Öncelikle olumsuz taraflardan başlayalım ve bakmalara doymadığım o olağanüstü albüm kapağına dönelim.

Rezalet bir fikir, rezalet bir uygulama ve cidden skandal bir görselle selamlıyor “Dread Reaver” bizleri. Albümü her düşündüğümde öncelikle bu kapağı aşmam ve içindekilerin bu görselden bağımsız olduğuna kendimi inandırmam gerekiyor. O kırmızılıklar nedir? Neden varlar? Neden adam gibi boynuz moynuz yapmadınız da adamcağızın kafasına uzayan akide şekeri gibi şeyler koydunuz? Abbath neden eliyle rujunu silmiş gibi görünüyor? Bunu görüp de “Of be, işte budur! KAPAK DEDİĞİN BUDUR!” diyen kim gerçekten merak ediyorum. Tamam Abbath zaten dünyayı sikine takmayan adam, sallamamıştır, ama bir tane mi gözü olan insan yoktu ortamda? Yazıktır günahtır.

Kapağı aştığımızda ise yukarıda Malmsteen’in adını anma gereği duymama neden olan kısma, “Dread Reaver”ın kısmen Abbath tarafından mikslenmiş olmasına geliyoruz. Esasında “Dread Reaver” da “Outsrider” gibi Endre Kirkesola elinden çıkma bir albüm. Kendisi Norveç’in pek çok önemli grubuna klavye ve tuşlu çalgılar desteği veren bir müzisyen ve aynı zamanda da Oslo’daki Dub Studios’un sahibi bir ses mühendisi. Lakin Abbath, ne hikmetse, bu albümün miksaj kısmında Kirkesola’ya yancı olmak istemiş ve belli ki albüme dair kendi istediği doğrultuda yönlendirmelerde bulunmuş.

Keşke bulunmasaymış.

“Dread Reaver” ABBATH’tan veya IMMORTAL’dan duyduğum en boğuk, kendi kendini yutan sound’a sahip albümlerden biri, muhtemelen birincisi. Eğer YouTube’a konan resmî stream ve Spotify’a konan albüm bilinçli olarak düşük kalitede konmadıysa -ki şirketin kendisi koyuyor, neden koysun? Üstelik herkes cillop gibi albüm strem’leri koyarken- gerçekten de tıpkı Malmsteen’in kendi albümlerini baltalaması (“SİKİP ATMASI” şeklinde okunabilir) gibisinden bir durumla karşı karşıyayız.

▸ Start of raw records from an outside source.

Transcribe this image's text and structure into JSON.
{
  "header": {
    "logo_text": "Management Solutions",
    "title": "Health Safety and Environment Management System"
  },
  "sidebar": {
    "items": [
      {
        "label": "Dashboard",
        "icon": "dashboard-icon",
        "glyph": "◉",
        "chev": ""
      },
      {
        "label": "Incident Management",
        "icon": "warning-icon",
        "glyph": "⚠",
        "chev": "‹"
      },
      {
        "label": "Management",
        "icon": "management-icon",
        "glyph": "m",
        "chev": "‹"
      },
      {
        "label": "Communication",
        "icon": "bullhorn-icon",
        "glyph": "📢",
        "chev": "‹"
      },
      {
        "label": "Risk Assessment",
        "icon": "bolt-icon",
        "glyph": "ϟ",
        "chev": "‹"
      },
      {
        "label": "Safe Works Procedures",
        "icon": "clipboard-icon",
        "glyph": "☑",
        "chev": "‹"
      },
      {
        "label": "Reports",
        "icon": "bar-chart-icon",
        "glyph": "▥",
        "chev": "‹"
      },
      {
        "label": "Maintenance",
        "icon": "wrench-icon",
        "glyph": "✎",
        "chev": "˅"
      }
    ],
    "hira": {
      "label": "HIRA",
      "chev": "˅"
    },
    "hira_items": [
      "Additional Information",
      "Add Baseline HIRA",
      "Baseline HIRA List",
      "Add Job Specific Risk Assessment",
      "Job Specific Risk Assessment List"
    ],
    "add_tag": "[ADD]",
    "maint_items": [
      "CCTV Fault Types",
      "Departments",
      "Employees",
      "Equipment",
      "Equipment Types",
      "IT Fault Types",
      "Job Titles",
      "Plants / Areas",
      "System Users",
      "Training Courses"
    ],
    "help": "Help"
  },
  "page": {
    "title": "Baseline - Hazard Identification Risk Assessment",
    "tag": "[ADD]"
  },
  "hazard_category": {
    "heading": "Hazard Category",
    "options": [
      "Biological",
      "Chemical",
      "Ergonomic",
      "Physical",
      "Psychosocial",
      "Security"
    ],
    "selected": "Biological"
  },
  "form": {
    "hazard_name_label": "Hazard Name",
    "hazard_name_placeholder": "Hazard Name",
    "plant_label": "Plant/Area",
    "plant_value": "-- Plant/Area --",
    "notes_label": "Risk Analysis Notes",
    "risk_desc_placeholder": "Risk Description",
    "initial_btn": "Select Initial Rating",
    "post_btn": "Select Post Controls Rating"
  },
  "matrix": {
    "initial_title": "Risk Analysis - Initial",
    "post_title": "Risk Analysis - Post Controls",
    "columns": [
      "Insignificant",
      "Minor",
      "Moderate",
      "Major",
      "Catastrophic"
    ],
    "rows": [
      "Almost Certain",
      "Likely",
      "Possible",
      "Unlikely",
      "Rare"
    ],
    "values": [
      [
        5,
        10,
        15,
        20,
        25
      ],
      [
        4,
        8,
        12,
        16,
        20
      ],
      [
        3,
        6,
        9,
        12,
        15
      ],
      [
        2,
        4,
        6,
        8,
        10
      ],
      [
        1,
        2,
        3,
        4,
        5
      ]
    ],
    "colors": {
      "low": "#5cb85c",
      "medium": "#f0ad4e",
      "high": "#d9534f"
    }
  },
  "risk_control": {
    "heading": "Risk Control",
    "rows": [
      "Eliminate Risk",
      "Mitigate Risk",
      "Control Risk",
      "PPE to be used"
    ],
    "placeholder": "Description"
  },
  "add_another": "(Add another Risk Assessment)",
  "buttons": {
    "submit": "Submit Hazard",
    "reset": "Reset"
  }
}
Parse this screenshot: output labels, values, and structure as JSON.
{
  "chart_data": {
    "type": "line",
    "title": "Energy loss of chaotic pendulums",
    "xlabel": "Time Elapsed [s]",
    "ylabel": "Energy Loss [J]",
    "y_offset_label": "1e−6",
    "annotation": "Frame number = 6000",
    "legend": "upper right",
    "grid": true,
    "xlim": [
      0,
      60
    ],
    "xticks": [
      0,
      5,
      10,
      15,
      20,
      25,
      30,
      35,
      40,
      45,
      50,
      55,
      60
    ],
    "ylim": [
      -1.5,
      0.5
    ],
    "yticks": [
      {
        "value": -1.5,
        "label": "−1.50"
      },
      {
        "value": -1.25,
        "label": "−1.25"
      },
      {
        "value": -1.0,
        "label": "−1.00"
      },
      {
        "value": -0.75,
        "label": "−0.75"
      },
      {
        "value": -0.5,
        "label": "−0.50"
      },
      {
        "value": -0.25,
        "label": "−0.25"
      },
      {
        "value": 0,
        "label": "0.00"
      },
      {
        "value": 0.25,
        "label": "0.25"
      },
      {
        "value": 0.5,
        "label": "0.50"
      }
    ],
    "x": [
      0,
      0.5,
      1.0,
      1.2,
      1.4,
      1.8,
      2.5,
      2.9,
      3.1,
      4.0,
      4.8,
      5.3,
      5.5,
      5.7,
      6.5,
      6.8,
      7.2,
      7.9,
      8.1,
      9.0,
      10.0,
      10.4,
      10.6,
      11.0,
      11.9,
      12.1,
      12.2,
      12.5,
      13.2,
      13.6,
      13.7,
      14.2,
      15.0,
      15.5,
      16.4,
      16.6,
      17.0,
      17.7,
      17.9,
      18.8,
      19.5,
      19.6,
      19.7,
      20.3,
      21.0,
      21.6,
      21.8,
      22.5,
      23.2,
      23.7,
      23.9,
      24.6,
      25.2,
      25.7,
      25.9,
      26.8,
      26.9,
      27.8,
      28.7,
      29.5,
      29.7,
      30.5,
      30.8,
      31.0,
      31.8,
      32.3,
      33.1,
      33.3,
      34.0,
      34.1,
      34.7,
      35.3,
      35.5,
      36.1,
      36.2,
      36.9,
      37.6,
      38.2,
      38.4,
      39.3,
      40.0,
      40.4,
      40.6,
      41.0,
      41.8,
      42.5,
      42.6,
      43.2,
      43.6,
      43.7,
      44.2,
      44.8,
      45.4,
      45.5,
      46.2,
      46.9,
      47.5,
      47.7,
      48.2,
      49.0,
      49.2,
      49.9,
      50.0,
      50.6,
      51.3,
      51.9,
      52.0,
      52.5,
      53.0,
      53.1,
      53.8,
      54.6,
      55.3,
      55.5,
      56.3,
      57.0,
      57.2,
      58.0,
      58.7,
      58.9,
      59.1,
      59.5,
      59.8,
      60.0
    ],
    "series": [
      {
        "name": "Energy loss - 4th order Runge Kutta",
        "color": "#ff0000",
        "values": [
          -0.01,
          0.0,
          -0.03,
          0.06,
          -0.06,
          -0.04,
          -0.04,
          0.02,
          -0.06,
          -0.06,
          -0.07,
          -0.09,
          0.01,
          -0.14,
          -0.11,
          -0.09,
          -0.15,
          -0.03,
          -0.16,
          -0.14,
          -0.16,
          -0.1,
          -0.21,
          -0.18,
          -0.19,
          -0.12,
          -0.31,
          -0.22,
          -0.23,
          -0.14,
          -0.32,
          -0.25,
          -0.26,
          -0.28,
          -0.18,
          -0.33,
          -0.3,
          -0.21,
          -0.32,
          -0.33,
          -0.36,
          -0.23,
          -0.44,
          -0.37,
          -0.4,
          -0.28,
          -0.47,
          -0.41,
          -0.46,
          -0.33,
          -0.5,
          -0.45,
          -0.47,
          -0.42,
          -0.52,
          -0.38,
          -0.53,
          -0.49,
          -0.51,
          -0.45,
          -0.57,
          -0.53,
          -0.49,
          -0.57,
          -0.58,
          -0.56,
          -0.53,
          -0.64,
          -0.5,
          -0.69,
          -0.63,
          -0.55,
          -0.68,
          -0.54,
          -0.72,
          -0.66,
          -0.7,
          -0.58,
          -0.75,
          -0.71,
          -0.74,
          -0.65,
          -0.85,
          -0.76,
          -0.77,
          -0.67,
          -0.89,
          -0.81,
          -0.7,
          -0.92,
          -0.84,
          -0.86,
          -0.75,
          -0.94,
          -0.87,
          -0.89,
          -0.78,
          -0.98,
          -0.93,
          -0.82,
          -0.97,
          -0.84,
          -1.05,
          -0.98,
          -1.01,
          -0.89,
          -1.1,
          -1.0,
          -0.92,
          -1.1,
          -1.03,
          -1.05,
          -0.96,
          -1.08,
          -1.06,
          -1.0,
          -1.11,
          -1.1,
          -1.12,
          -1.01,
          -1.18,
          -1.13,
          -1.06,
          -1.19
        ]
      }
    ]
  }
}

Albümdeki baslar tamamen yutulmuş, Mia Wallace’ın ne çaldığı anlaşılmaz yapıda ve sadece bir “bas bulutu” şeklinde var olmaya çalışıyor. Solo gitar yer yer arkalarda bir yerlerden kendini duyurmaya çalışıyor, yer yer bir anda öne çıkıyor. “Güzelim” denebileceği gayet açık olan o güzelim rifler kendilerini duyurmak için mücadele ederken davul ve vokal de bir karambol hâlinde kendilerini ortalara atıyorlar. İlk kez bir ABBATH albümünde bu tür bir rahatsızlık yaşadığım için bunu en baştan söyleme gereği duydum. İlk şarkının ilk anından itibaren sound’da bir sıkıntı olduğu belli oluyor ve bu durumun albüme ilişkin pek çok incelemede göz ardı edilmiş olmasına epey şaşırmış durumdayım.

Nihayet iyi taraflara geldiğimizde, Abbath’ın IMMORTAL’ı IMMORTAL yapan kendine has, benzersiz riflerinin bu albümde de pek çok kez karşımıza çıktığını görüyoruz. Abbath’ın black metalin yanı sıra yoğun bir de heavy metal, rock ‘n’ roll tarafı olduğunu bildiğimizden, ABBATH’ın da bu doğrultuda ilerlemesi zaten gayet doğal bir şey. Bu taraftan bakınca, “Dread Reaver” bugüne kadarki en I kokan ABBATH albümü.

Bence “Dread Reaver”ı sadece dört adet grup adı vererek, hiçbir yeri açıkta kalmayacak şekilde özetlemek mümkün.

“Dread Reaver” = BATHORY + VENOM + MOTÖRHEAD + IMMORTAL

Bu denkleme göre bakıldığında albüm pek çok yerinde açık ve net BATHORY referansları içeriyor, kötücül heavy metal karakteriyle VENOM’a göz kırpıyor, genel mizaç olarak MOTÖRHEAD’in rahatlığını barındırıyor ve bekleneceği üzere IMMORTAL ruhuyla besleniyor. Kimi anlarda “At the Heart of Winter”a koysanız sırıtmayacak rifler duyarken, pek çok anda ise sanki 17 yıl önce “Between Two Worlds” için yazılmış da bu albüme kadar saklanmış rifler dinlediğinizi düşünüyorsunuz.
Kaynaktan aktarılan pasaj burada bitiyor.